Enterprise Social Networking May Improve Public Relations
Innovative Social Networking Strategies Can Augment Customer Relationships
While voice and the use of business phone systems are still critical in today's evolving customer service landscape, decision-makers cannot ignore the inevitability of consumer-based tools like social media. In many cases, using social networking solutions and other platforms can be an effective way for workers to communicate with prospective and existing clients to resolve issues. More importantly, however, the platforms can be used for reputation management purposes, allowing employees to interact with people before they leak unpleasant information all over the Internet.
Unfortunately, companies are - once again - falling short in their ability to leverage social media to their advantage. As a result, organizations are forced to simply deal with whatever consumers have to say about them on the web. This was highlighted in a recent Aspect Software report, which found that half of businesses are "unprepared to handle a reputation crisis" via social media technologies.
Although experts claim that most organizations are aware of the benefits and consequences associated with either using or failing to implement social media tools into the contact center, many decision-makers have not yet pursued the solutions to their advantage or even taken steps to mitigate risk. In fact, Aspect Software noted that approximately 94 percent of businesses recognize that this lack of preparation makes them susceptible to "trial by Twitter."
"The digital revolution has not just changed the ways we interact, but has had a huge impact on the business world as well, and at a much faster pace than most expected. Organizations have been slow to adapt to this rapidly changing landscape and many are now paying the price as the power shifts to the hands of the consumer," said Dave Ogden, solutions consultant at Aspect Software.
Meanwhile, the speed at which consumers operate is much faster than it was in the past, introducing even more problems. Ogden asserted that it used to take about two hours for individuals to identify service outages, allowing companies to react at their own speed. Today, consumers flood Twitter and other social media outlets in a matter of minutes, suggesting that enterprises need to either resolve issues in seconds or also take to the web in an effort to clear their name before it becomes too tarnished.
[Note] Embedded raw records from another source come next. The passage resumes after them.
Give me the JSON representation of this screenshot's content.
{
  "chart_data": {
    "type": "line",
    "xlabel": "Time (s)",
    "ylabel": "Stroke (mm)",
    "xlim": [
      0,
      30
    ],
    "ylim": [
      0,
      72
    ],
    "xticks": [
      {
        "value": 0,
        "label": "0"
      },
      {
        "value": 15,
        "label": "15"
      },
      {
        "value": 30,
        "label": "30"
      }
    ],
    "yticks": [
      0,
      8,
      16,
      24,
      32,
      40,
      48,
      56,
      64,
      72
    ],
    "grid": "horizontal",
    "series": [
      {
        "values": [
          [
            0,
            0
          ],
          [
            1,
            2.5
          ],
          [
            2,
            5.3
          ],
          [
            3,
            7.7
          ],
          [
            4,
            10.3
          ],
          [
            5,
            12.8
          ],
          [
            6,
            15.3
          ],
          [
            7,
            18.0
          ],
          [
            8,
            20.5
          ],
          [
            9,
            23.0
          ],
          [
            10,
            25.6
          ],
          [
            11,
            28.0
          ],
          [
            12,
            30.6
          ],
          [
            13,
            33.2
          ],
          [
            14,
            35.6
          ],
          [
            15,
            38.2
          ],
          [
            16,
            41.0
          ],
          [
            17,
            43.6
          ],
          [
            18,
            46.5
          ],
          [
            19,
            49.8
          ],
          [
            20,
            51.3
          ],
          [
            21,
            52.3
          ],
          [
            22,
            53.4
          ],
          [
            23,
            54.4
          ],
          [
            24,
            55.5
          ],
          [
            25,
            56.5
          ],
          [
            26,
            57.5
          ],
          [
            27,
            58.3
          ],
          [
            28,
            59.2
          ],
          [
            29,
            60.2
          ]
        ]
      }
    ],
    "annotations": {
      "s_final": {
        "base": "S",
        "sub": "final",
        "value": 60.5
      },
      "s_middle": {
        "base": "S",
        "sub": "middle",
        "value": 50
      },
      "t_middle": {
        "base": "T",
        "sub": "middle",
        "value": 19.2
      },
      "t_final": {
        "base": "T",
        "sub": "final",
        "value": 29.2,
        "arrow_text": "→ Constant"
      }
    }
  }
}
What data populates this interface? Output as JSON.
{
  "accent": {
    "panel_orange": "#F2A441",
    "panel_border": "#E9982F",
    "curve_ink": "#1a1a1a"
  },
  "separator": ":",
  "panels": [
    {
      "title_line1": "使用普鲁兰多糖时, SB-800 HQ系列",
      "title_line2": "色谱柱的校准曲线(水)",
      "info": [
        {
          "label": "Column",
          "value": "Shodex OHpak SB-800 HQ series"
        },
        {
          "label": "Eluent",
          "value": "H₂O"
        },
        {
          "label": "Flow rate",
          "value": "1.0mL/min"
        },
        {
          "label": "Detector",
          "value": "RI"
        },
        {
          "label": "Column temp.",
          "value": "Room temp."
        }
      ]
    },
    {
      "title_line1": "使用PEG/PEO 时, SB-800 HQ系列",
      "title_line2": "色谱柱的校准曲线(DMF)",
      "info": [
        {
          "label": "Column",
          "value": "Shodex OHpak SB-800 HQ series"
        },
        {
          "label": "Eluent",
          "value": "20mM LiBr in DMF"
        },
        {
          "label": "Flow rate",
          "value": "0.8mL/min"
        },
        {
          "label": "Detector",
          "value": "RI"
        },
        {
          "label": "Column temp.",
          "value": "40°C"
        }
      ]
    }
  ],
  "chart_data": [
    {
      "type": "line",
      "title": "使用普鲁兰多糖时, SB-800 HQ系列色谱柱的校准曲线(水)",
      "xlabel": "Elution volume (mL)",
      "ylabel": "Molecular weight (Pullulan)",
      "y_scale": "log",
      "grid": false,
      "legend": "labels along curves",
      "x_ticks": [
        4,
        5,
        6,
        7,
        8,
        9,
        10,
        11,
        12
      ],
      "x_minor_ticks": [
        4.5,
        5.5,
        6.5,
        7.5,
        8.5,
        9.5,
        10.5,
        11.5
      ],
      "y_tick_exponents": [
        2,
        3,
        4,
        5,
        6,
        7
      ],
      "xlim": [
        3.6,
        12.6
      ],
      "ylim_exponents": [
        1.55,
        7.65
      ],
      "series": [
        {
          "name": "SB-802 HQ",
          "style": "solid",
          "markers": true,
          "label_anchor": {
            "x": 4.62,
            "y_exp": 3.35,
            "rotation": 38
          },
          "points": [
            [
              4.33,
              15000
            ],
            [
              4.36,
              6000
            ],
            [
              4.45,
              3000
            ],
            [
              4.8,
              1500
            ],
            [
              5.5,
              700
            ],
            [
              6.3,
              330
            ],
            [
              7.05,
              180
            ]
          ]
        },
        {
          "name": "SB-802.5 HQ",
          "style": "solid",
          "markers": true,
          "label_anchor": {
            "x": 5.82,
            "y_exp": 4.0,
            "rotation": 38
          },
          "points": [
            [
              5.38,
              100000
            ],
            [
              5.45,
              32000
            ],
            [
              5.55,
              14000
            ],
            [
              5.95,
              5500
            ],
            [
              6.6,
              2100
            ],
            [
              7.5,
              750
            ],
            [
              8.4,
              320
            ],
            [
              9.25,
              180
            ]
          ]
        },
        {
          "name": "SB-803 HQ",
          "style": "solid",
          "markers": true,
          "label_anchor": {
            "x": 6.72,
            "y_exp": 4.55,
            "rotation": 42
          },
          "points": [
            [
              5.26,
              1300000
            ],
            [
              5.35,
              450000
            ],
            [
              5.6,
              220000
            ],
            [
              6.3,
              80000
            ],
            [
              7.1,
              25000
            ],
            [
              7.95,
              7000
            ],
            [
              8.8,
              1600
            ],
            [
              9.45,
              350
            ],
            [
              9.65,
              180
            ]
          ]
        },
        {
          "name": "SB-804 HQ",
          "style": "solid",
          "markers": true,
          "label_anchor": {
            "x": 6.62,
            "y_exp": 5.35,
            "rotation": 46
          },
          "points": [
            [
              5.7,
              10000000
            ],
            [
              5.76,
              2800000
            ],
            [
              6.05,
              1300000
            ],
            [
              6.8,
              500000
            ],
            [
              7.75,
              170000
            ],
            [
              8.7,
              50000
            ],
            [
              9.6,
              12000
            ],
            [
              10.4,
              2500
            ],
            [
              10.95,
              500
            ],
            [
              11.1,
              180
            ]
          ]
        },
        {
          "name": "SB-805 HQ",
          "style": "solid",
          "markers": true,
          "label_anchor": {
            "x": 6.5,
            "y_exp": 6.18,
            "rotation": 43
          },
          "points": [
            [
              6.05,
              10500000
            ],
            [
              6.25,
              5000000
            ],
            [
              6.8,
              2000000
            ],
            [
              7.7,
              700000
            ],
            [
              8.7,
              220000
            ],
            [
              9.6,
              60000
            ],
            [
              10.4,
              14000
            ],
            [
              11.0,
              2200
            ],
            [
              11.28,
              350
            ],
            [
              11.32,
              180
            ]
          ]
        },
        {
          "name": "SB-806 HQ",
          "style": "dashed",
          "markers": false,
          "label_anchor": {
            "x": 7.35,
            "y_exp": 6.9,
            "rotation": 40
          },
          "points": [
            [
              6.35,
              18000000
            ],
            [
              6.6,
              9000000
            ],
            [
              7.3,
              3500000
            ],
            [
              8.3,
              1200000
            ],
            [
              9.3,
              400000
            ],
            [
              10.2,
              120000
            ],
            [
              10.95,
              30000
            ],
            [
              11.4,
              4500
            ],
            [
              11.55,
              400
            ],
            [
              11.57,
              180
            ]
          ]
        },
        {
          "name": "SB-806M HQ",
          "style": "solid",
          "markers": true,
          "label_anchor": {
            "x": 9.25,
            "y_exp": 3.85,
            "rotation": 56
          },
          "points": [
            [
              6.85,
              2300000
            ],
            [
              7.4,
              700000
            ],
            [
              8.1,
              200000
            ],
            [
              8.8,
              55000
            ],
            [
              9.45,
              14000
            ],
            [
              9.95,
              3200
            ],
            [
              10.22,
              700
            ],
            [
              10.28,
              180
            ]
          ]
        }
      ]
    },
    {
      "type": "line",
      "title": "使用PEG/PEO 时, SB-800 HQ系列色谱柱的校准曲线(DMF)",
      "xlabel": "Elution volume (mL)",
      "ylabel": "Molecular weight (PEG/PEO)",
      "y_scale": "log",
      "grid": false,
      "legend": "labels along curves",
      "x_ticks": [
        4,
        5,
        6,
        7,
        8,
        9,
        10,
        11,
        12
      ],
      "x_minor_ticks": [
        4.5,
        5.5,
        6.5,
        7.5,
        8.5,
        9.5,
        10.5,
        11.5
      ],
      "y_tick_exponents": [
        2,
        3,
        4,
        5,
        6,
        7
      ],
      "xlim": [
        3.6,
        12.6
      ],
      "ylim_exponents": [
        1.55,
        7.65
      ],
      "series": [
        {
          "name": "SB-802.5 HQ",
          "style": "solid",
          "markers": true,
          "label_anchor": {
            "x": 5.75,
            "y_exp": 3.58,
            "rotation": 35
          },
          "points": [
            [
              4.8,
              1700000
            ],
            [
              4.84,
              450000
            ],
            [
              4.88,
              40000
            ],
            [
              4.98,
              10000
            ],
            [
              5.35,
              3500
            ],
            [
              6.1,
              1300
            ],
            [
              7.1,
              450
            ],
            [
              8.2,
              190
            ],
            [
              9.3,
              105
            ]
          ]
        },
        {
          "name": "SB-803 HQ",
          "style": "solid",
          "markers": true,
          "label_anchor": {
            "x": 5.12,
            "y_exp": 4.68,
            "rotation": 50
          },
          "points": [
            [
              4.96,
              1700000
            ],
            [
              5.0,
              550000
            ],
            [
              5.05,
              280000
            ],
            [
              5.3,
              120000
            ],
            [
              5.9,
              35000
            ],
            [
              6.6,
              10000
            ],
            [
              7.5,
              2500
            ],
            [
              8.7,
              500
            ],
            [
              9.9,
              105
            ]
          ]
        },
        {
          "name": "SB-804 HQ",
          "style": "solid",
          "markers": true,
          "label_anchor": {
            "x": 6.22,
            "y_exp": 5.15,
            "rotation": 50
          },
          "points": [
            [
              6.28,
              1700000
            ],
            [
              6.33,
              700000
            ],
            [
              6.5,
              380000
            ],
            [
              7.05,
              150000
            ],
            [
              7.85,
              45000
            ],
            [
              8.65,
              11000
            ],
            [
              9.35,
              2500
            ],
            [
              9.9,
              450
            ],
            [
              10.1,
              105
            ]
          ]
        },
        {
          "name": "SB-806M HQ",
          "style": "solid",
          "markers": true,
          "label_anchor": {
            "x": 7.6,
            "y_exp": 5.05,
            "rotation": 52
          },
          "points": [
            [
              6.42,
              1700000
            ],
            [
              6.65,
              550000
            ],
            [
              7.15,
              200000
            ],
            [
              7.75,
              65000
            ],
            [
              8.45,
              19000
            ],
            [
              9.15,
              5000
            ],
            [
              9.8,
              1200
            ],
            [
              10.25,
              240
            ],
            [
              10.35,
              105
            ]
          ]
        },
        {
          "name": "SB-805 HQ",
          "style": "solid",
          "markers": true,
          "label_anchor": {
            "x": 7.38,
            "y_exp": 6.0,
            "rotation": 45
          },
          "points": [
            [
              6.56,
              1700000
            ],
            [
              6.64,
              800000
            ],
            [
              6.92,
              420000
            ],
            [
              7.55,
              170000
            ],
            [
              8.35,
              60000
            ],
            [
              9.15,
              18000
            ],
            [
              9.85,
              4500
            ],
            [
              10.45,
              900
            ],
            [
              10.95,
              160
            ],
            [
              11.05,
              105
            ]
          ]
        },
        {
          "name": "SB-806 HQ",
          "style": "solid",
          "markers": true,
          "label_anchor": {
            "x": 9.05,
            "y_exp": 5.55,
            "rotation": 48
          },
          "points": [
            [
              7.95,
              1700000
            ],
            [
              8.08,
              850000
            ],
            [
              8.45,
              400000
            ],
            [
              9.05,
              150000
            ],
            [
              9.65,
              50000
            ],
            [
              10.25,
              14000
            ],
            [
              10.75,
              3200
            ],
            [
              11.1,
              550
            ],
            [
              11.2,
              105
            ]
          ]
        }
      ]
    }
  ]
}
Social Media as a Backbone
Aspect Software highlighted the importance of implementing social networking tools, new phone system features and other solutions into the contact center to provide consumers with a choice of communication when resolving an issue. This "omnichannel" presence will be critical in the coming years, as individuals do not necessarily prioritize their loyalty to a company as they do their experience.
"Technological investment in [the omnichannel] area, along with effective planning, is key for companies to protect themselves against such [public relations] disasters, but equally provides them with the facilities to take advantage of the potential benefits this new dynamic medium can bring," Ogden said.
A separate IDC report echoed the growing importance of enterprise social networking technologies, as using the tools to target online communities and interact with consumers on multiple levels is crucial. At the same time, businesses often prioritize the implementation of other solutions.
Vanessa Thompson, research manager of enterprise social networks and collaborative technologies at IDC, asserted that innovative consumer-based solutions should become the social "backbone" of companies because of its ability to form complex relationships that enable information sharing and communication simultaneously. Businesses that want to remain competitive and embrace strategies that will give them an edge in the future need to raise awareness of the potential benefits of using social media in the workplace. In many cases, the technology can help support a remote workforce without compromising connectivity, while allowing customer service representatives to build better relationships with prospective and existing clients.
"However, enabling this social 'backbone' requires the ultimate solution to be open, extensible and easily integrated with existing social networks, content repositories and enterprise applications. For organizations to support the changing nature of work, they will also need to consolidate internal applications where redundant processes start to occur," Thompson asserted.
For the past several years, the idea of incorporating social networking solutions into the workplace has been kicking around, though it seems decision-makers are just beginning to take it seriously. As business communications and contact center operations transform, executives will be encouraged to step up to the plate and level the playing field between employees and consumers. Social media will be a critical player in this game, allowing organizations of all sizes to embrace a new platform for collaboration and public relations management. Executives must plan their social engagements ahead of time to maximize return on investment and mitigate unnecessary complications down the road.